Meine Damen und Herren, auch dieses so genannte Leitbild ist von den Grünen mit akzeptiert worden. Das waren zwar nicht Sie persönlich, das war aber Ihre Fraktion. Von daher halte ich die Debatte, die jetzt unter dieser Überschrift geführt wird, für sehr populistisch. Ich würde Ihnen empfehlen, zur Sachlichkeit zurückzukommen.

(Frau Harms [GRÜNE]: Aber für die Überschriften sind die Politiker aus den großen Parteien verantwortlich!)

Man kann ja durchaus darüber streiten, ob es angemessen ist, was wir heute bekommen, ob die Altersversorgung angemessen ist. Ich will mir auch gern anhören, dass es zu viel ist.
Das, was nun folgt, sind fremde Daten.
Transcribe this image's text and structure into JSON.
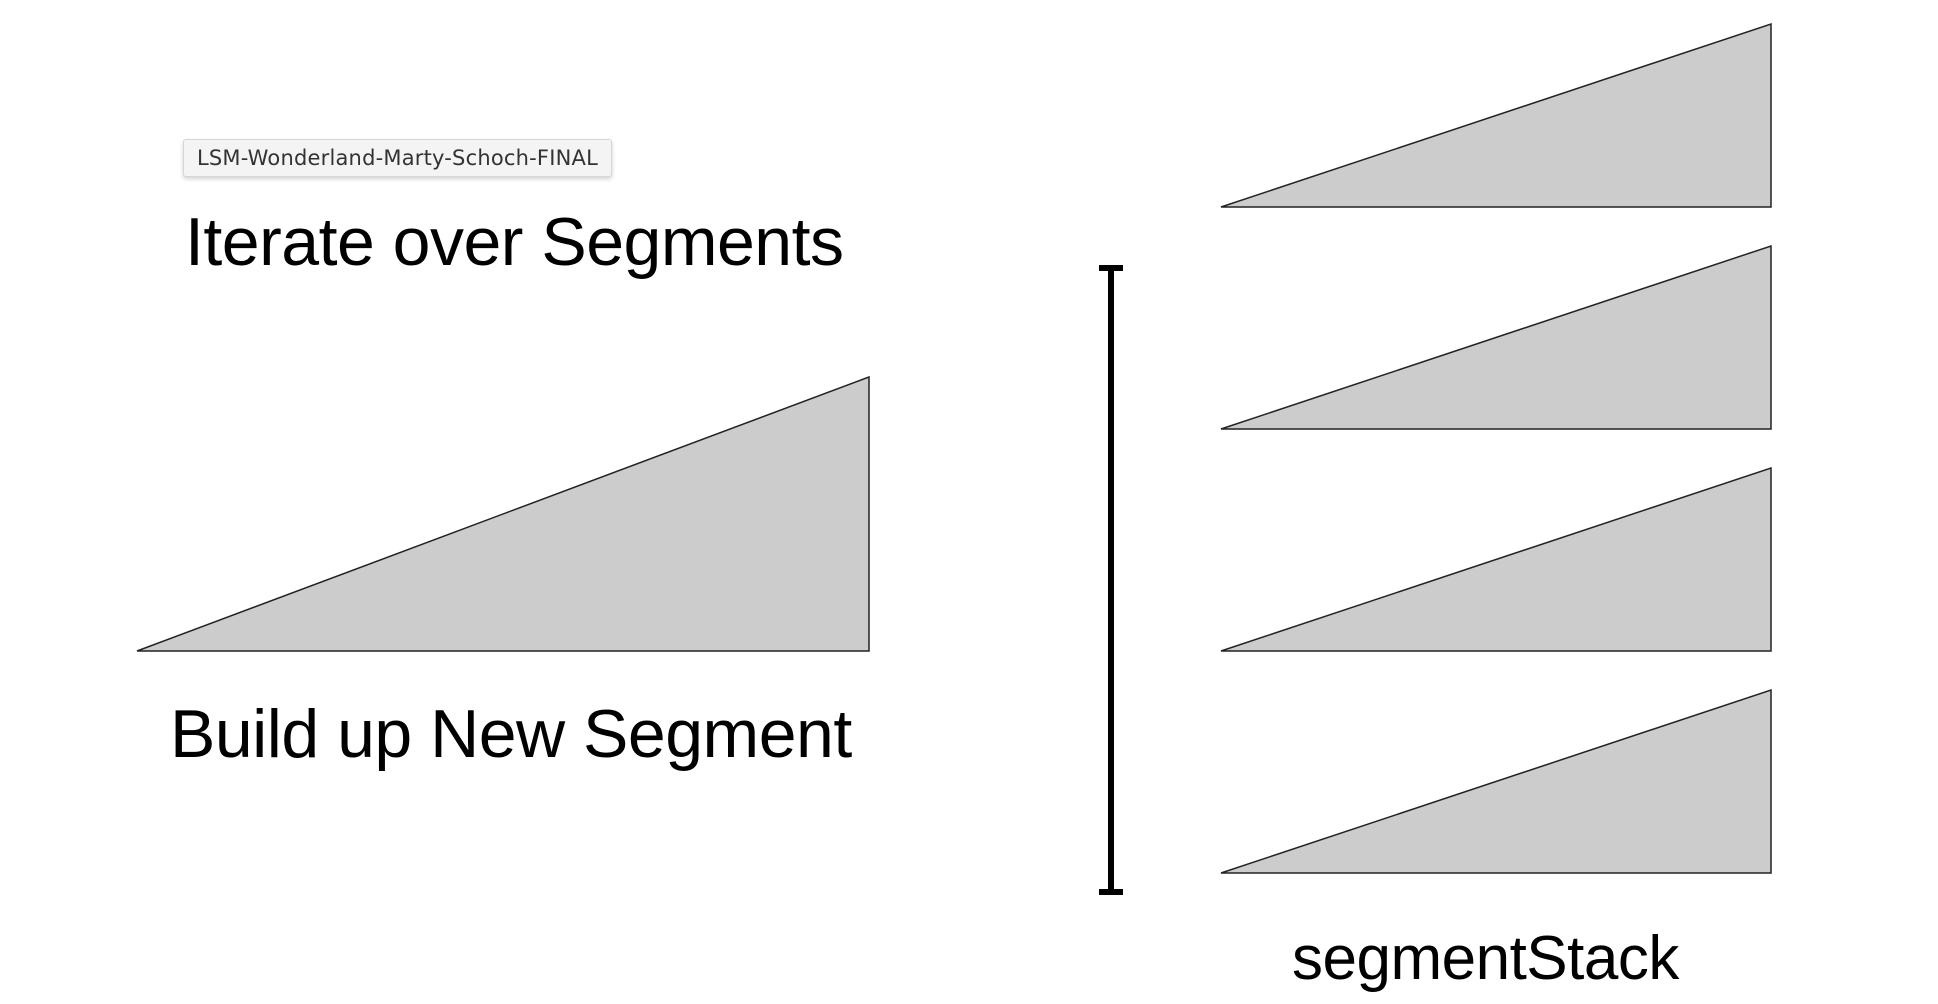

Ich kann Ihnen aber auch eines sagen - das hören wir von den vielen Schülerinnen und Schüler, die dieses Jahr durch den Landtag gegangen sind -: Es wissen immer mehr Leute, welcher Job hier von uns geleistet werden muss.

(Beifall bei der SPD und Zustimmung bei der CDU)

Das Wort hat Herr Kollege Gansäuer für bis zu eineinhalb Minuten.

(Zuruf: Super Sendezeit! - Weitere Zurufe)

Herr Präsident! Meine Damen und Herren! Ich möchte noch zwei kurze Bemerkungen machen, weil der Kollege Schröder erklärt hat, wir befänden uns in einer Glaubwürdigkeitskrise.

Die erste hat mir der Kollege Möhrmann vorweggenommen. Ich erinnere mich noch gut an die vielen Begründungsreden, die die Grünen in der Zeit, als sie noch regiert haben, hier gehalten haben. Ganz plötzlich, als sie wieder in der Opposition verschwunden sind, so hätte ich fast gesagt,

(Zurufe von den GRÜNEN)

sind sie nun wieder extrem dagegen, und zwar aus sehr grundsätzlichen Erwägungen, die sie alle, wenn Sie sie ernst meinen, auch damals in der Regierungszeit hätten anbringen können. Darüber gibt es keinen Zweifel.